A blog dedicated to the horror comics published by Warren Publishing in the mid 1960's through early 1980's.
Monday, June 8, 2009
Eerie 125
This issue of Eerie is an all Neal Adams special, aside from the reprinted Richard Corben cover from Eerie 77. This issue is dated October 1981.
First is "Curse of the Vampire!" by Neal Adams (art, his Warren debut in this story's original appearance) and Archie Goodwin (story), from Creepy 14. The story features a family curse where every member of the vampire is supposedly supposed to turn into a vampire after death. A doctor who has fallen in love with a young woman who is part of the family refuses to let the family servent drive a stake through her since he believes she is just in a coma. It ends up that the servant is the true vampire, and has been able to blame everything on the family due to the curse. The doctor kills him and the girl awakens. However it ends up that the doctor is a vampire, and now knowing that she's human, he makes her his next victim!
Second is "The Terror Beyond Time!" by Neal Adams (art) and Archie Goodwin (story), from Creepy 15. Searching for a professor, a man heads deep into a cavern where he had dissappeared. Inside he finds a prehistoric world with dinosaurs and prehistoric men. In addition various other people throughout time have been summoned here including a beatiful woman from England. The professor is found, but it ends up that he's working for an evil being who is responsible for summoning everyone there as well as controlling people's thoughts. Our hero refuses to work under his control and instead kills the professor and the evil being. Afterwards he awakens in the modern age, with the woman there with him. A fairly good story although as discussed by Neal Adams in the Warren companion, the evil being ends up looking like an ice cream sundae rather than something supremely evil.
Third is "Goddess From the Sea" by Neal Adams (art) and Don Glut (story), from Vampirella 1. Adams' art is pencils only. A woman, Lanora, appears outs of the sea and tells a man who lives nearby that she's from Atlantis and is fleeing from those of her kind. Her fellow sea dwellers soon come out after her and grab ahold of her. He heads into the sea after her and ends up drowning.
Fourth is "Thrillkill" by Neal Adams (art) and Jim Stenstrum (story), from Creepy 75. A truly great story, and arguably the most famous Warren story of all time, being ranked #1 overall as best Warren story in the Warren Companion. A young man with a sniper rifle shoots random people from the top of a building and is eventually killed by the police. While the artwork shows these events taking place a priest who knew the young man as a boy talks to a reporter, trying to explain why this happened.

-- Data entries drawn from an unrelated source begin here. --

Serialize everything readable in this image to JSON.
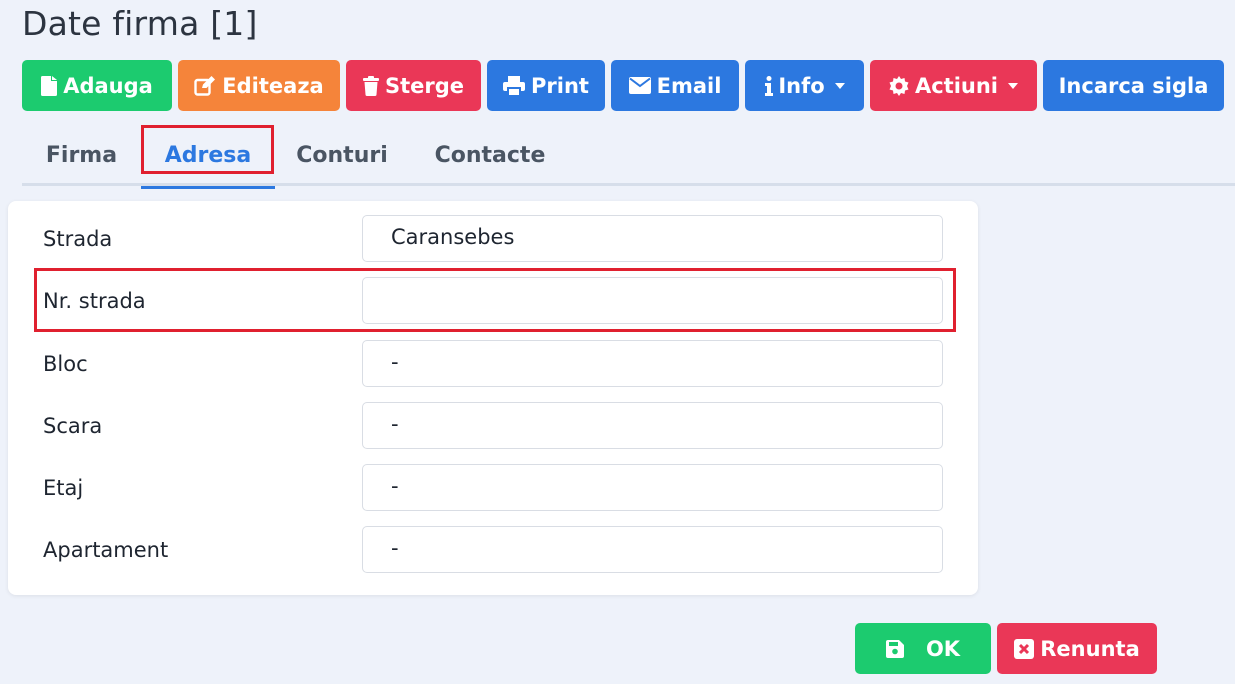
{
  "page": {
    "title": "Date firma [1]"
  },
  "toolbar": {
    "add": "Adauga",
    "edit": "Editeaza",
    "delete": "Sterge",
    "print": "Print",
    "email": "Email",
    "info": "Info",
    "actions": "Actiuni",
    "upload_logo": "Incarca sigla"
  },
  "tabs": [
    "Firma",
    "Adresa",
    "Conturi",
    "Contacte"
  ],
  "active_tab": "Adresa",
  "form": {
    "fields": [
      {
        "label": "Strada",
        "value": "Caransebes"
      },
      {
        "label": "Nr. strada",
        "value": ""
      },
      {
        "label": "Bloc",
        "value": "-"
      },
      {
        "label": "Scara",
        "value": "-"
      },
      {
        "label": "Etaj",
        "value": "-"
      },
      {
        "label": "Apartament",
        "value": "-"
      }
    ]
  },
  "footer": {
    "ok": "OK",
    "cancel": "Renunta"
  },
  "colors": {
    "green": "#1ccb6f",
    "orange": "#f5843a",
    "red": "#ea3757",
    "blue": "#2c78e0",
    "highlight": "#e0202f"
  },
  "icons": {
    "add": "file-icon",
    "edit": "edit-icon",
    "delete": "trash-icon",
    "print": "print-icon",
    "email": "envelope-icon",
    "info": "info-icon",
    "actions": "gear-icon",
    "ok": "save-icon",
    "cancel": "close-box-icon"
  }
}
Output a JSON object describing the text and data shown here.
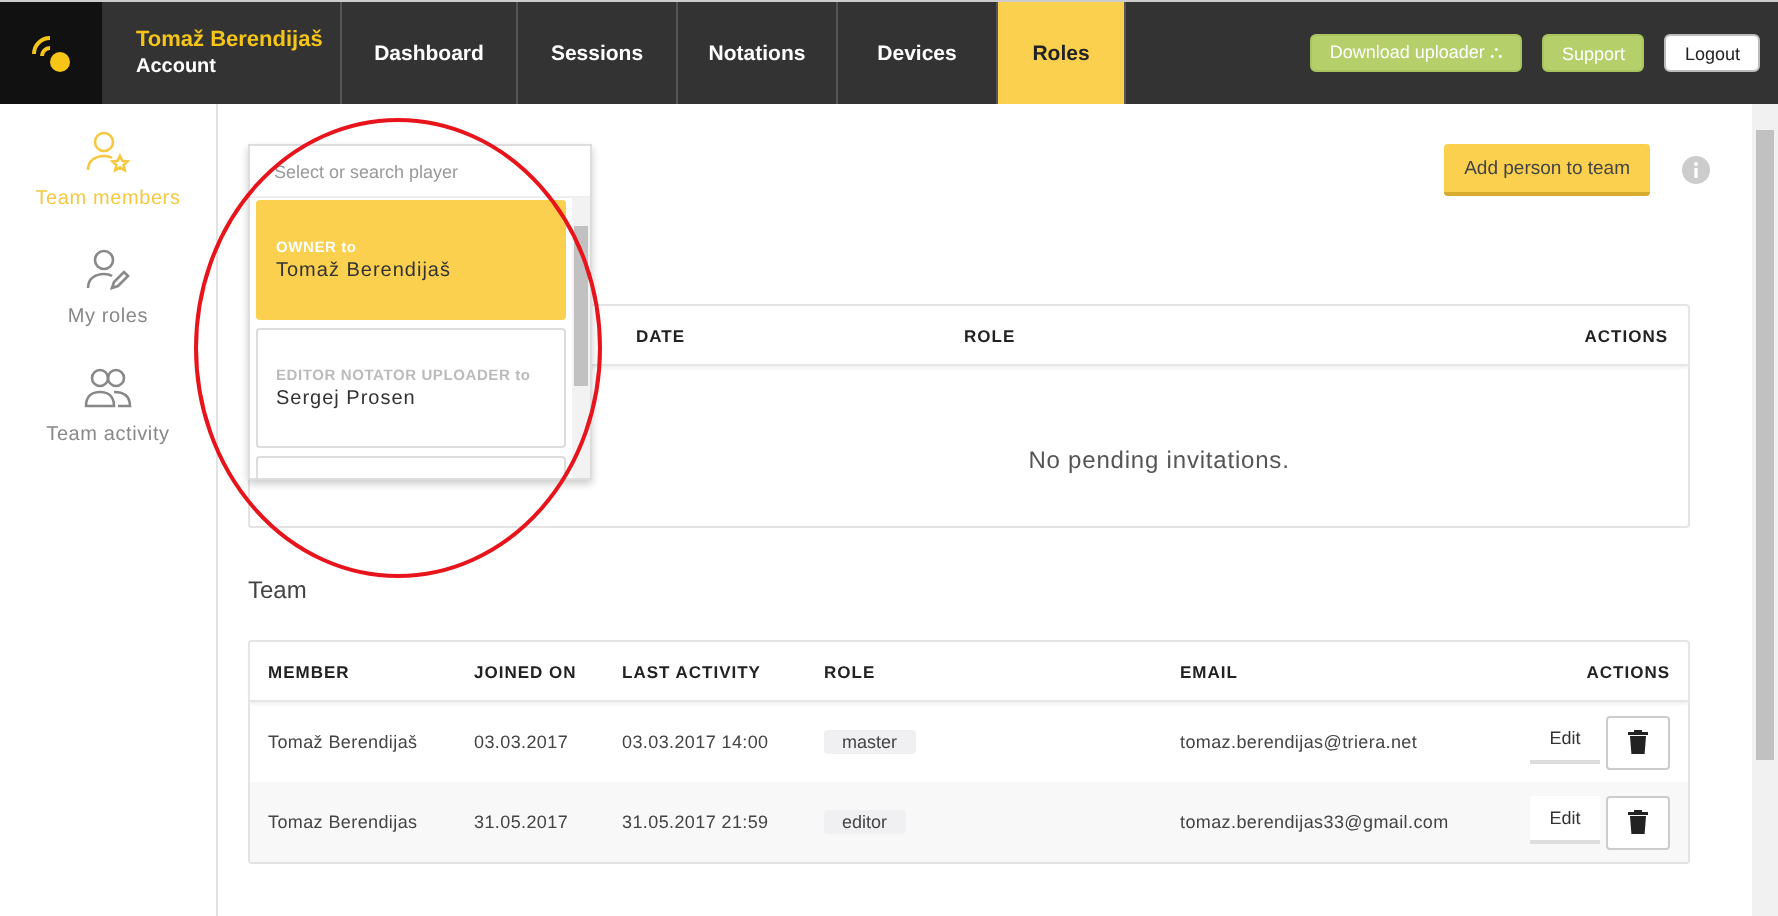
{
  "header": {
    "user_name": "Tomaž Berendijaš",
    "account_label": "Account",
    "nav": [
      {
        "label": "Dashboard",
        "selected": false
      },
      {
        "label": "Sessions",
        "selected": false
      },
      {
        "label": "Notations",
        "selected": false
      },
      {
        "label": "Devices",
        "selected": false
      },
      {
        "label": "Roles",
        "selected": true
      }
    ],
    "buttons": [
      {
        "label": "Download uploader ⛬",
        "kind": "accent"
      },
      {
        "label": "Support",
        "kind": "accent"
      },
      {
        "label": "Logout",
        "kind": "plain"
      }
    ]
  },
  "sidebar": {
    "items": [
      {
        "label": "Team members",
        "kind": "person-star",
        "selected": true
      },
      {
        "label": "My roles",
        "kind": "person-pen",
        "selected": false
      },
      {
        "label": "Team activity",
        "kind": "people",
        "selected": false
      }
    ]
  },
  "player_select": {
    "placeholder": "Select or search player",
    "options": [
      {
        "roles": "OWNER to",
        "name": "Tomaž Berendijaš",
        "selected": true
      },
      {
        "roles": "EDITOR NOTATOR UPLOADER to",
        "name": "Sergej Prosen",
        "selected": false
      }
    ]
  },
  "add_button": "Add person to team",
  "invitations": {
    "columns": [
      "DATE",
      "ROLE",
      "ACTIONS"
    ],
    "empty_text": "No pending invitations."
  },
  "team": {
    "title": "Team",
    "columns": [
      "MEMBER",
      "JOINED ON",
      "LAST ACTIVITY",
      "ROLE",
      "EMAIL",
      "ACTIONS"
    ],
    "rows": [
      {
        "member": "Tomaž Berendijaš",
        "joined": "03.03.2017",
        "last_activity": "03.03.2017 14:00",
        "roles": [
          "master"
        ],
        "email": "tomaz.berendijas@triera.net",
        "edit": "Edit"
      },
      {
        "member": "Tomaz Berendijas",
        "joined": "31.05.2017",
        "last_activity": "31.05.2017 21:59",
        "roles": [
          "editor"
        ],
        "email": "tomaz.berendijas33@gmail.com",
        "edit": "Edit"
      }
    ]
  }
}
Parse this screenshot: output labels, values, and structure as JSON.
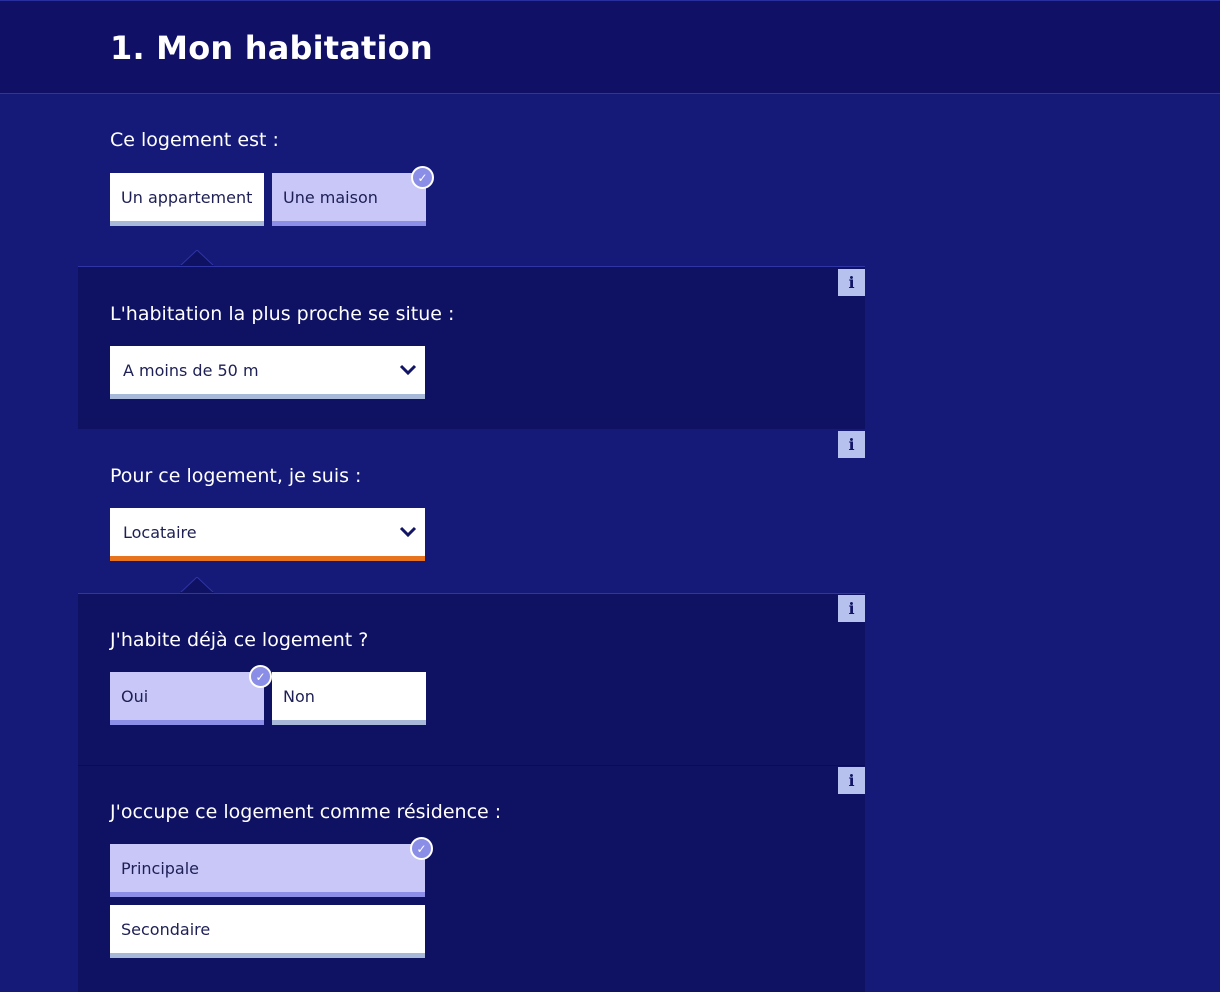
{
  "header": {
    "title": "1. Mon habitation"
  },
  "q1": {
    "label": "Ce logement est :",
    "options": [
      "Un appartement",
      "Une maison"
    ],
    "selected": "Une maison"
  },
  "q2": {
    "label": "L'habitation la plus proche se situe :",
    "value": "A moins de 50 m",
    "info": "i"
  },
  "q3": {
    "label": "Pour ce logement, je suis :",
    "value": "Locataire",
    "info": "i"
  },
  "q4": {
    "label": "J'habite déjà ce logement ?",
    "options": [
      "Oui",
      "Non"
    ],
    "selected": "Oui",
    "info": "i"
  },
  "q5": {
    "label": "J'occupe ce logement comme résidence :",
    "options": [
      "Principale",
      "Secondaire"
    ],
    "selected": "Principale",
    "info": "i"
  },
  "colors": {
    "background": "#151a78",
    "header_bg": "#0f1066",
    "section_dark": "#0f1163",
    "selected_option": "#c9c7f7",
    "active_underline": "#e8731f",
    "info_bg": "#b6c1ee"
  },
  "icons": {
    "check": "check-circle-icon",
    "chevron": "chevron-down-icon",
    "info": "info-icon"
  }
}
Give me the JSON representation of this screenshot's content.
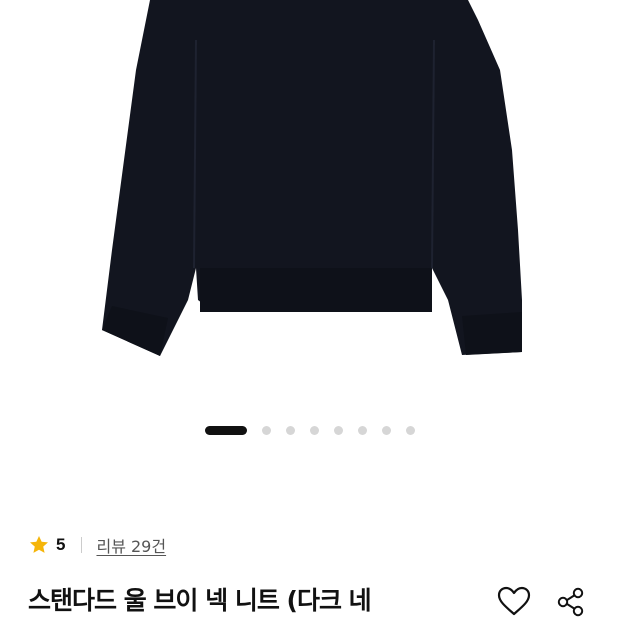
{
  "product": {
    "image": {
      "subject": "sweater-photo",
      "garment_color": "#12151f",
      "background_color": "#ffffff"
    },
    "carousel": {
      "total_slides": 8,
      "active_index": 0,
      "active_color": "#111111",
      "inactive_color": "#d6d6d6"
    },
    "rating": {
      "icon": "star-icon",
      "star_color": "#f5b50a",
      "value": "5",
      "review_label": "리뷰 29건"
    },
    "title": "스탠다드 울 브이 넥 니트 (다크 네",
    "actions": {
      "like_icon": "heart-icon",
      "share_icon": "share-icon"
    }
  }
}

Fifth is "A Curse of Claws!" by Neal Adams (art) and Archie Goodwin (story), from Creepy 16. This story features a man in the jungle who encounters a woman who says she is Lillith, Goddess of Cats. The man fights her and kills her, but turns into a panether like creature and ends up scratching himself to death.
Sixth is "Voodoo Drum!" by Neal Adams (art) and Archie Goodwin (story), from Eerie 10. The story, which is done in pencils only, is about a plantation owner who finds workers difficult to obtain, so a native brings him zombies in exchange for payment. The man kills him, seeking to use the zombies for free, but they come after him and turn his skin into a drum.
Last is "Fair Exchange" by Neal Adams (art) and Archie Goodwin (story), from Eerie 9. An old man whose soon to die plots to steal a young man's body when he discovers of a ridiculed doctor who has experimented on switching bodies. The switch is performed successfully and the old man now in his new body kills the doctor so he doesn't have to pay him. Only he soon discovers that he is a vampire when he is destroyed by the sun.